According to OSHA, long-time construction workers can present with WMSD's in the legs, arms, hips, neck and back that cause long-term pain, which can remain even after leaving the industry. The repetitive stress from using common construction tools can also result in conditions like Carpal Tunnel Syndrome, Raynaud's Syndrome, Thoracic Outlet Syndrome Carpet Layers' Knee and degenerative disc disease. An improvement in tool design has taken some of the pressure off workers' bodies, but OSHA suggests proper training and constant job site hazard analysis as a vital method of reducing injuries.

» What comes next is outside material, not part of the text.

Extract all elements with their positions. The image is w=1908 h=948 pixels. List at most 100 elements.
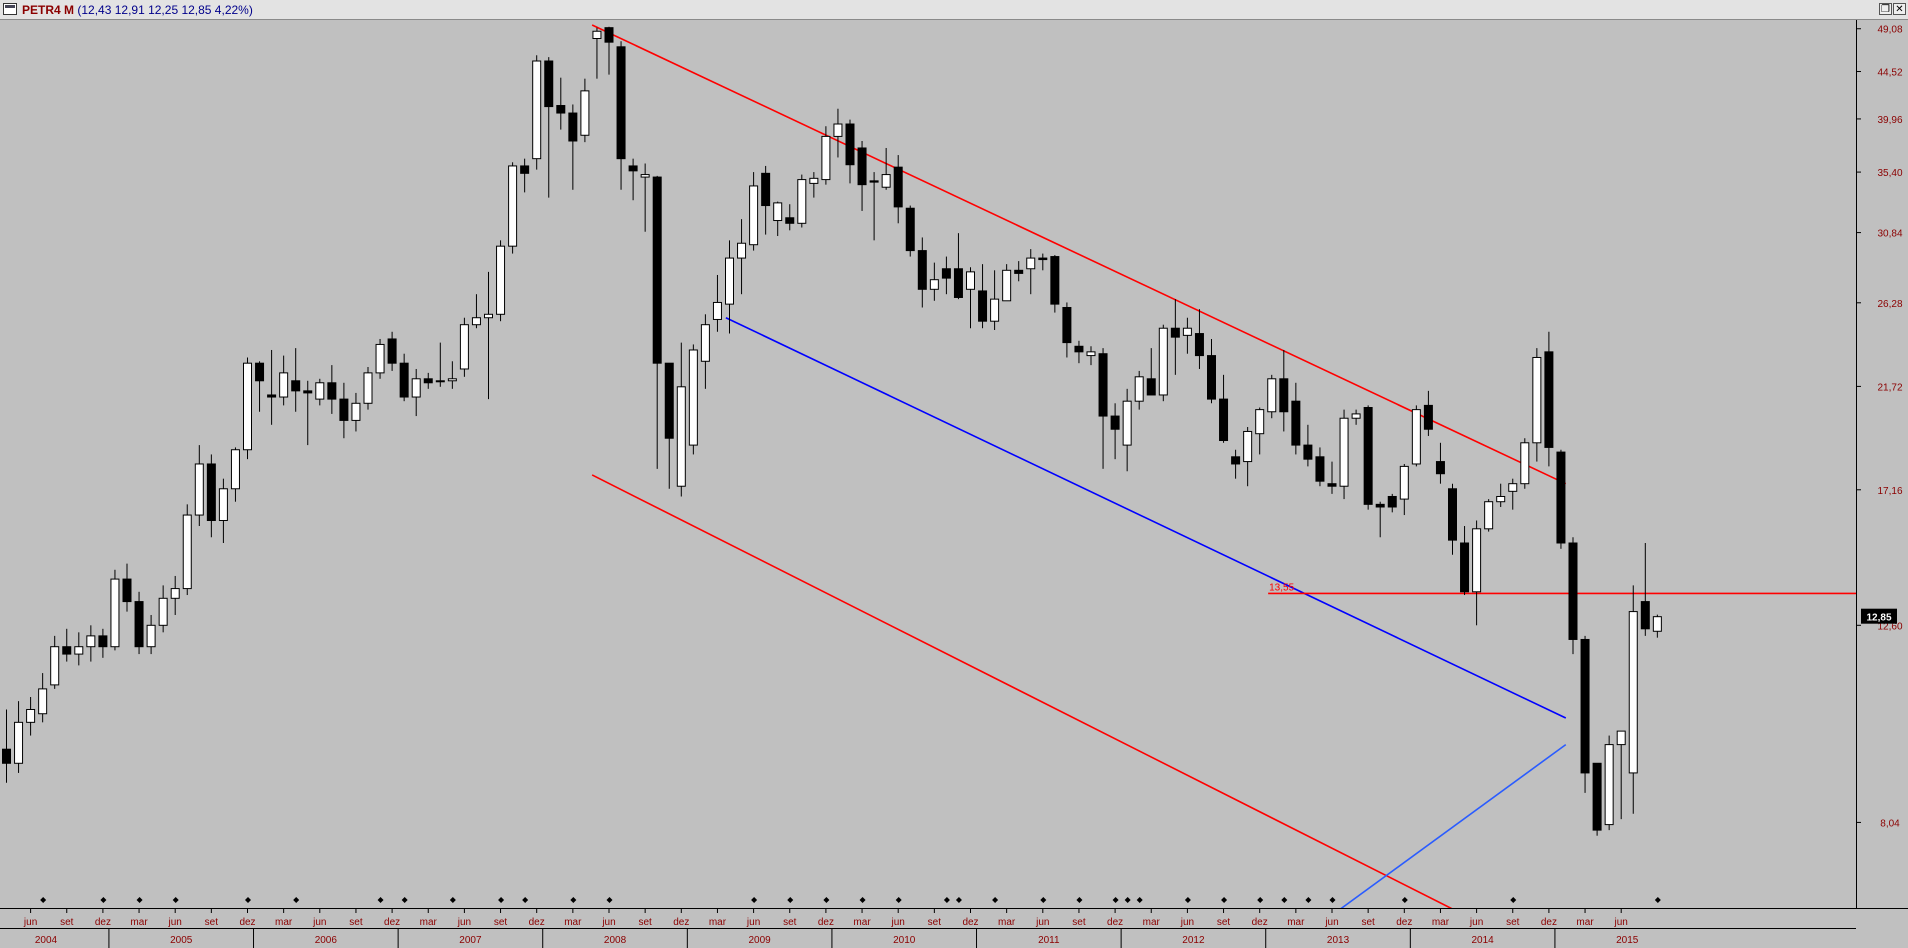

The Bureau of Labor Statistics reported in October that non-fatal, private-sector construction injuries in 2015 were at a rate of 3.5 per 100 workers, a 0.1% drop from 3.6 workers in 2014. Despite the slight dip in the rate, the number of recorded injuries and illnesses increased 1.9% from 2014 due to the increase in the construction workforce. The rate of injuries and illnesses in the construction industry outpaced that of the nation in general, which saw 3 injury or illness cases per 100 workers.
New technology offerings are seeking to help track worker movement and ensure that employees are operating safely on the job site. Wearables have been developed to track trips and falls, detect proximity to high voltage, measure body temperature, perspiration and heart rate, alert users of behavior that could indicate drowsiness or attention deficit and more.